Portugal da Tabacaria - sem Metafísica
- Ver Sócrates no Parlamento a anunciar o pacote de medidas que conduzem à subida geral dos preços, deixou um traço de surrealismo político que aqui se regista. Lembrei-me logo dos portugueses mais pobres. O que pensariam eles ao ver ali na AR, aquele senhor bem vestido e bem-falante, qual designer de moda, cultor do estilo franco-italiano e com o corte de cabelo à G. Clooney!? Eis algumas conclusões a que chegaram: a vida em Portugal é uma espécie de cinema dos pobres. Estão permanentemente às escuras e sem intervalo. E como não têm lenço de papel assoam-se ao jornal.
- O desemprego, a info-exclusão social, a falta de empreendedorismo (produtividade e competitividade) juntam-se ao desencanto, miséria e à fome. Tudo é mais do que uma mera de falta de apetite. O problema estrutural da pobreza em Portugal, dirão outros, decorre do facto de os pobres não terem dinheiro. Ao invés, os ricos querem mais para terem mais, os pobres querem mais para terem menos. Eis o balanço daquele conjunto de medidas de agravamento fiscal que fere a competitividade das empresas e aleija ainda mais a carestia das famílias e das pessoas individualmente.

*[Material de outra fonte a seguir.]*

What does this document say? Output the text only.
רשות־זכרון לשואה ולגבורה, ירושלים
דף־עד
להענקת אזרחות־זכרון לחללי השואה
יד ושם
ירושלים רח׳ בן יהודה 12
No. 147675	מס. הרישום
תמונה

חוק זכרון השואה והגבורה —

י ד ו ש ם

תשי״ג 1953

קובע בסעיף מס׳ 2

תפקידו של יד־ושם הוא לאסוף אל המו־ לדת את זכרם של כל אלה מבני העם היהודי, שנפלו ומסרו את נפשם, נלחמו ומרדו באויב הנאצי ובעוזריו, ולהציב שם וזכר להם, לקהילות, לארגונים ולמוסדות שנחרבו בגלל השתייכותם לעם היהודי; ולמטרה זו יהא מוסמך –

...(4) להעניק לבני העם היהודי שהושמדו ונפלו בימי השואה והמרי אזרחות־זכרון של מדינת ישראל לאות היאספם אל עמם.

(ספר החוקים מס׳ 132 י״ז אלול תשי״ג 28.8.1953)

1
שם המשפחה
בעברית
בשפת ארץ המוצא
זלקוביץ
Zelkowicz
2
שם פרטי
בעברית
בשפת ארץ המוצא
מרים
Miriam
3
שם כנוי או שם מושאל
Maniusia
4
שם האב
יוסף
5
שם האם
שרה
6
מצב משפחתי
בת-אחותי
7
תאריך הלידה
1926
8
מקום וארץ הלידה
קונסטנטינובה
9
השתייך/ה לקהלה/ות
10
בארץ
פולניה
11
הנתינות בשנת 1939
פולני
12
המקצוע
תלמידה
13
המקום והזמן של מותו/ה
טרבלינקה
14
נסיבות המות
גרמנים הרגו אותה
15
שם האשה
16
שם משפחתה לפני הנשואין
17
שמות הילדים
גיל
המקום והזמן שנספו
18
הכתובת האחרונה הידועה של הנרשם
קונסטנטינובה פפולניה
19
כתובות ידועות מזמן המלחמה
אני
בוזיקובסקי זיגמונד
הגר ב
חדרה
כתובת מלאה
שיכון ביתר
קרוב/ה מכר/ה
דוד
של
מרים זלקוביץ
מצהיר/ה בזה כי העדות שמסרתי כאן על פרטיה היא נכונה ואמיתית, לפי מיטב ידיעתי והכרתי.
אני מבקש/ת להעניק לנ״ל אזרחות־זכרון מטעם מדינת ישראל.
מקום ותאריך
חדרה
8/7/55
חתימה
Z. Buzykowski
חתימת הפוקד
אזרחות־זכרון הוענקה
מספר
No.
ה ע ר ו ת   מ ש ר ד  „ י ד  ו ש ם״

- Outra leitura do problema resume-se ao seguinte: não se percebe como é que a classe média-baixa, com filhos (pagando a prestação da casa e do carro), alguns doentes e miseráveis, consegue ainda arranjar tempo para andar a pedir esmola. Ante este cenário depressivo em que os portugueses vivem já há algum tempo, ou seja, desde Guterres (cuja sombra persegue Sócrates), Cavaco (cuja sombra persegue Durão, especialista em fazer novos amigos, todos multimilionários) e Santana (que se ensombra a si próprio - e anda por aí a inflacionar a estatística do desemprego) dá vontade de dizer que os pobres em Portugal nunca têm jantares de negócios.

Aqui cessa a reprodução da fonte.